Narcotic Wasteland mastermind Dallas Toler-Wade’s 10 most influential death metal albums

Posted by on October 13, 2017


Gorguts, Considered Dead

I remember a friend and local death metal vocalist bringing this tape over to my house. He said “Check these dudes out!” very excitingly. We listened to the whole thing twice while discussing how killer it was. I instantly enjoyed the guitar composition. It is all so well written, and has such a dark mood to it with the finesse of classical music at times. Like many albums on the list, I still listen to this one from time to time.

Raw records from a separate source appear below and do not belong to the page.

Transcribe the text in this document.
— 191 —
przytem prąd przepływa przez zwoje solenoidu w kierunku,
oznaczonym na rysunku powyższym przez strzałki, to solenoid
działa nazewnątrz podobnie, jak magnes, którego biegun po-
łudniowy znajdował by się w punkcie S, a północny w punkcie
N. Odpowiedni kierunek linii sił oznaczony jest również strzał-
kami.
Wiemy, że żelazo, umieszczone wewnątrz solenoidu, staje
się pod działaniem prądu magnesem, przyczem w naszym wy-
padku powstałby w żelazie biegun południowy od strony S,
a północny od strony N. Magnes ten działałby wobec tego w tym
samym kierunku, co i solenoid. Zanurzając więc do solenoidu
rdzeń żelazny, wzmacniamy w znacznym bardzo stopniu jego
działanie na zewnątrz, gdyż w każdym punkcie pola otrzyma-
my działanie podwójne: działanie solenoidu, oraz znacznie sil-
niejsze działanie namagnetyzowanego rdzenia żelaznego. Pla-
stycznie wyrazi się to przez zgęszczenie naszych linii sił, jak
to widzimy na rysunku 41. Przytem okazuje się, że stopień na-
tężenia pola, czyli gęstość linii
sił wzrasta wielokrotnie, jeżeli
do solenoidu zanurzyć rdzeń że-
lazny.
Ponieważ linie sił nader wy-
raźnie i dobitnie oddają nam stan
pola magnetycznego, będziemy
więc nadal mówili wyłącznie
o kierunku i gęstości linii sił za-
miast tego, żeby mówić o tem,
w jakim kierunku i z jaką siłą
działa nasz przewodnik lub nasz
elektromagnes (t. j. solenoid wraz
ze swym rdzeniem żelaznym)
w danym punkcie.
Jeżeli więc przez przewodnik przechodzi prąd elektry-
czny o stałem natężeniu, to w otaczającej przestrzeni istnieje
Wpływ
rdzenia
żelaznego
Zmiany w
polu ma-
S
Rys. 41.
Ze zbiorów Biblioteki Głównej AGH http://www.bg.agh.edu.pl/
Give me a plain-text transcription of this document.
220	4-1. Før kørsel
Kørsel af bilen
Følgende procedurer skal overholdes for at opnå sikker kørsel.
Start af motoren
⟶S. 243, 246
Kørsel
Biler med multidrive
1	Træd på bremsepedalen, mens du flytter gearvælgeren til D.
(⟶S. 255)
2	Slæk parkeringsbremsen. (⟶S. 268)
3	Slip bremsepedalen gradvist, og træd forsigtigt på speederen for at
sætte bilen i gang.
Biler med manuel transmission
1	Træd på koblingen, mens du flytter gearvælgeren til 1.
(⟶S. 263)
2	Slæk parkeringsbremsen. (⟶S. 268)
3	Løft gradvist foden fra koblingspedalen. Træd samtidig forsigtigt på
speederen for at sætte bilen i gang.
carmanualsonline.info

Suffocation,  Effigy of the Forgotten

Longtime friend and current band mate in Narcotic Wasteland, Edwin Rhone, brought this tape over to my house. This was a game changer for me. The super long sequences in the creepy guitar riffs while keeping the drums straight on course just created a brutality I had never heard. The attention to detail in the sixteenth note guitar picking is impeccable.


Malevolent Creation, Retribution

This was a tough pick for me as I have always enjoyed many of their albums. I chose Retribution because again this album represents the musical growth of a band working to refine what they do. I saw them live not too long after this record was released. I bought the CD the very next day.  I used to have fun playing “Coronation of Our Domain” on the drums at a friend’s house where lots of us local musicians would get together and jam into the early morning.


Immolation, Close to a World Below

Already being a longtime fan of what I consider one of the greatest Death Metal bands of all time, I really have a tough time deciding which album is my favorite. This one really speaks to me. This influenced me at a much later date obviously having been a touring musician myself for many years at that point. The overall vibe is so chilling, and the music and lyrical content really gets me every time I hear it. This band inspires me to be uncompromising in what I want to achieve musically.


Hate Eternal, King of all Kings

Years ago Nile toured with these guys in the United States, and I have been a fan ever since.

The absolute brutality and relentless speed of this band was very influential for me. With the bar being raised at every turning point in the early 2000s, this release was at the forefront, and watching that set was like being beat with a meat tenderizer for 45 minutes every night.  I feel very lucky to have been there watching this absolute insanity take place.